Zacznij od spraw oczywistych: VIN na początek
W zdecydowanej większości aut możesz przez przednią szybę (na podszybiu od strony kierowcy) odczytać numer VIN. To jest punkt wyjścia – numer pozwoli Ci na wygenerowanie
raporty na przykład w serwisie carVertical. Dowiesz się dzięki temu, czy auto nie zostało zgłoszone jako kradzione, czy miało jakieś wypadki, czy już na tym etapie ujawnią się jakieś jego wady, które sprawią, że nawet wykonanie telefonu do właściciela nie będzie miało sensu.
Później co prawda numer VIN trzeba będzie też sprawdzić w innych miejscach w aucie i zweryfikować, czy zgadza się z tym w dokumentach, ale to już inne sprawa. Na pewno warto zacząć od raportu. Gdyby był to starszy pojazd albo numer nie byłby czytelny, to wtedy skontaktuj się z właścicielem. Oględziny bez znajomości historii samochodu mijają się z celem, bo nawet trudno jest negocjować cenę.
Szybkie rozeznanie cen
Jeśli to naprawdę ślepy traf, to przed spotkaniem ze sprzedawcą dobrze by było zrobić szybkie rozpoznanie cen. Włącz sobie dowolny portal ogłoszeniowy i przyjrzy się, jaka jest cena podobnych egzemplarzy. Pamiętaj, żeby sprawdzić tę samą wersję silnika i wyposażenia. Ta ostatnia często będzie dodatkowo oznaczona: czy to będzie M-pakiet (BMW), R-Type (Honda), czy Ti (Alfa Romeo) czy podobna linia, zwykle będzie o tym świadczył przynajmniej emblemat (jeśli nie wychwycisz różnic w stylistyce).
Poza tym wyposażenie
możesz rozkodować na BestVIN i sprawdzić, czy felgo są określonego typu albo na desce znajduje się ekran nawigacji. Dzięki temu w czasie przeglądania ogłoszeń w sieci już wyrobisz sobie obraz tego, ile taki samochód mógłby być warty. Oczywiście, że to nie będzie precyzyjne szacowanie, ale od czegoś trzeba zacząć.
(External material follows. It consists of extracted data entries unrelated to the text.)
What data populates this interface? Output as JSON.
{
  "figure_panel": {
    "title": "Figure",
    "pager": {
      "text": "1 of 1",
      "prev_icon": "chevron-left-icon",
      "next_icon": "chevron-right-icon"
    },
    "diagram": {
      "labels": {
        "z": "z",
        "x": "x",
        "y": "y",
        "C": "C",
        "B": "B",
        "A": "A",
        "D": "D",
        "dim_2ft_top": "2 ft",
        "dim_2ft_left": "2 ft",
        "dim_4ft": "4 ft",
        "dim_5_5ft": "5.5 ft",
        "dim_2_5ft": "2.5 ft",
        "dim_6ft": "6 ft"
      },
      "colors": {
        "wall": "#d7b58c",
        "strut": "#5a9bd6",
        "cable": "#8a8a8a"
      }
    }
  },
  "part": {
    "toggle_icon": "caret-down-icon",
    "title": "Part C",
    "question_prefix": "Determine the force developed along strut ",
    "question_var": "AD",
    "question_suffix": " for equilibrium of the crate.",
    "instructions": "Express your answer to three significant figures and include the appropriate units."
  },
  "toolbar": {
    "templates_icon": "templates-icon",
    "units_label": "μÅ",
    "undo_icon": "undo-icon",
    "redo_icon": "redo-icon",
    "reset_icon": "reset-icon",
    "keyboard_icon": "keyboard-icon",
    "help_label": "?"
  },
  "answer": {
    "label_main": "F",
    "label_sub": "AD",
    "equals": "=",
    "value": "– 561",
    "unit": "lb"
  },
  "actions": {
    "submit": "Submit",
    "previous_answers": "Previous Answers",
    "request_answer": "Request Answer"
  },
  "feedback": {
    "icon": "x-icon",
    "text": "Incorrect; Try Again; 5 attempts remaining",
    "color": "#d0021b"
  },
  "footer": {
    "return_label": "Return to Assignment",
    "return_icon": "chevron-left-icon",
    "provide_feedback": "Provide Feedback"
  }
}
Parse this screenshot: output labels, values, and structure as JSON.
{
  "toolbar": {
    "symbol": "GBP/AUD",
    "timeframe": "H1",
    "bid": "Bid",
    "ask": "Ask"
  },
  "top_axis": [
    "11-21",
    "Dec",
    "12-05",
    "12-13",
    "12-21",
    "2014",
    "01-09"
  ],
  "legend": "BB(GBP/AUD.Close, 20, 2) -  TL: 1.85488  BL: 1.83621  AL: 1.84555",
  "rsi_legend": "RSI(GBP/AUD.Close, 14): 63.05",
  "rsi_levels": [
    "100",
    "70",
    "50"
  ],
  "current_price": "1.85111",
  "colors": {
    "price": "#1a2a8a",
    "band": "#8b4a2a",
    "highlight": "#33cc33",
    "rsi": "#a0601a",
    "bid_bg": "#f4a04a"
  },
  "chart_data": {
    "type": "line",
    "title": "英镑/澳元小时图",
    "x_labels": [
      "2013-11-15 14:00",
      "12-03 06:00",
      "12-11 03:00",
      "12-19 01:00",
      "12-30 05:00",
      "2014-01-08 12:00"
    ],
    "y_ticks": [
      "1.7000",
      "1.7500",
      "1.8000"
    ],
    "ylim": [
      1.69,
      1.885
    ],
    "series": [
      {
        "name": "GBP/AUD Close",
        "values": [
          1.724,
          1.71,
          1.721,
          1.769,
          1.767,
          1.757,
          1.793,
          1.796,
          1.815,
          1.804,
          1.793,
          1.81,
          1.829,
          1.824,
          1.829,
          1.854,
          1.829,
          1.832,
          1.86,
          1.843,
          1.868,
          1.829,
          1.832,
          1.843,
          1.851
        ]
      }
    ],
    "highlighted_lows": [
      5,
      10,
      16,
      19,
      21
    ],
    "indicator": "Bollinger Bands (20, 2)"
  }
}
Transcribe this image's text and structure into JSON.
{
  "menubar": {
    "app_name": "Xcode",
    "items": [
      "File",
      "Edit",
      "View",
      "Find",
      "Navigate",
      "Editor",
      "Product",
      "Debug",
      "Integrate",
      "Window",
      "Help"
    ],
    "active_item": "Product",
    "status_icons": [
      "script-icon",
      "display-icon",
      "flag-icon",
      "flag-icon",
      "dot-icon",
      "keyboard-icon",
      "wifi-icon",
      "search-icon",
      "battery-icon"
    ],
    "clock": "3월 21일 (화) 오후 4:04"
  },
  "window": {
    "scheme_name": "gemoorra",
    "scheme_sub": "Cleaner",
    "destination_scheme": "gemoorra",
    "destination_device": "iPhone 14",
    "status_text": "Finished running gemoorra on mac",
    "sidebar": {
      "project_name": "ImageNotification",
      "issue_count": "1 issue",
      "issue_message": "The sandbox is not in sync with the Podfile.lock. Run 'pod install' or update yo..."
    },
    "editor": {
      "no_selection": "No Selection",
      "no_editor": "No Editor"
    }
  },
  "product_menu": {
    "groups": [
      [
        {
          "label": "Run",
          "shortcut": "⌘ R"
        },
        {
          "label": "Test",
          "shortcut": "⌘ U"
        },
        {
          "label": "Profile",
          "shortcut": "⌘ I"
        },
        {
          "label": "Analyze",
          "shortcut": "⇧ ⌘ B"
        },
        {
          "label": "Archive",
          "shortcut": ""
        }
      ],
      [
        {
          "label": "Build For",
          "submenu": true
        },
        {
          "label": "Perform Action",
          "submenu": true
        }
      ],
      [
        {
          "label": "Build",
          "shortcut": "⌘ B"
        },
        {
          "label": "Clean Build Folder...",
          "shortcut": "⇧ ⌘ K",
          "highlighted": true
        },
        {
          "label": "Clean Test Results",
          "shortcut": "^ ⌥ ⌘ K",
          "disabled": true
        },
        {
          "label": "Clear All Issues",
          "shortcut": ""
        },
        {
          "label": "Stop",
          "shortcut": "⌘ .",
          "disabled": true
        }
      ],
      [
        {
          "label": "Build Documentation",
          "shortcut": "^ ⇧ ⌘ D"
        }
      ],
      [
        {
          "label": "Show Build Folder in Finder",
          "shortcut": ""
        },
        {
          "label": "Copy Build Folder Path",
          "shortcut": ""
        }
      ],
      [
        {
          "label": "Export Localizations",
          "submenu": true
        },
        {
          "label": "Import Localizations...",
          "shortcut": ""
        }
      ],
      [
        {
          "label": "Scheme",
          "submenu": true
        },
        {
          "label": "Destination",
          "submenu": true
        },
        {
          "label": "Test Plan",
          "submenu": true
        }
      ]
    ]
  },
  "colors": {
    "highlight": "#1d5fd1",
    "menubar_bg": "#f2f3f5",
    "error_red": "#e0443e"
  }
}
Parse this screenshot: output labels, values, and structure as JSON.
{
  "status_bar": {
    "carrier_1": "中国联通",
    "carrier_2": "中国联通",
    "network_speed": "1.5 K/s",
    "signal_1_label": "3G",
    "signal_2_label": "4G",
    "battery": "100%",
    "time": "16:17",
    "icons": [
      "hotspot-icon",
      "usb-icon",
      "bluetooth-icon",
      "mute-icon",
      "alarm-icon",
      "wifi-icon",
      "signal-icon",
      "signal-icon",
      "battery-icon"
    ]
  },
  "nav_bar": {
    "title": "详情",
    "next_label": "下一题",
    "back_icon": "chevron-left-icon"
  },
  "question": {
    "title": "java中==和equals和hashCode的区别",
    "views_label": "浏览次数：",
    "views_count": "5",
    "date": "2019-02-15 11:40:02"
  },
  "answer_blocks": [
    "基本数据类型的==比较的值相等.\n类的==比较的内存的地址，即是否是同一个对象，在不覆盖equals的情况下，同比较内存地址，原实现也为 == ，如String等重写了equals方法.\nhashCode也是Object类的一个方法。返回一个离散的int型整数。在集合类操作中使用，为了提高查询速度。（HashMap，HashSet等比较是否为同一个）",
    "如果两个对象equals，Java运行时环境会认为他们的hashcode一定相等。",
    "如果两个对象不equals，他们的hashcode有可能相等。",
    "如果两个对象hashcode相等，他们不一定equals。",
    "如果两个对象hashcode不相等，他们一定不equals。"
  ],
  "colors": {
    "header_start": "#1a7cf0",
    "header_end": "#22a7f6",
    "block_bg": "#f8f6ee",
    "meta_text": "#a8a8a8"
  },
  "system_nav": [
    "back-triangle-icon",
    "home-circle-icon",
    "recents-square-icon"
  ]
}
Spróbuj ocenić czasTo szczególnie ważne, jeśli auto zobaczysz przy okazji wizyty w komisie. Chodzi o to, żeby ocenić, jak długo dany egzemplarz już stoi na placu. Plam pod autem nie zobaczysz, bo o to dba większość sprzedawców, ale już pokryte rdzą tarcze hamulcowe, zakurzone wnętrze, skapcaniałe opony i parę innych znaków świadczących o tym, że od miesięcy nikt auta nie ruszał, będzie aż nadto wymowne. Oczywiście to nie znaczy automatycznie, że samochód nie jest wart zainteresowania, ale jeśli stoi w ruchliwym miejscu ze trzy miesiące, to znaczy, że trzeba będzie naprawdę być czujnym.
I jeszcze stacja
Ostatnia rzecz, którą można zrobić na szybko, to przedzwonić do jakiejś stacji kontroli pojazdów. Nie powinna to być najbliższa geograficznie. Warto też sprawdzić, czy na miejscu diagnosta ma komputer diagnostyczny lub miernik grubości lakieru. Ustaliwszy wcześniej cenę i miejsce sprawdzenia, nie dasz się wrobić w sprawdzanie u diagnosty, który po znajomości pomoże sprzedającemu. No i oczywiście na tym etapie warto też zerknąć w opinie o SKP, bo poziom świadczonych usług jest naprawdę bardzo różny. A jeżeli przy okazji znajdziesz konkretne opinie o sprzedającym, to tym lepiej dla Ciebie – wtedy możesz oglądać auto tak samo dobrze, jak wtedy, kiedy się do tego wcześniej przygotowujesz.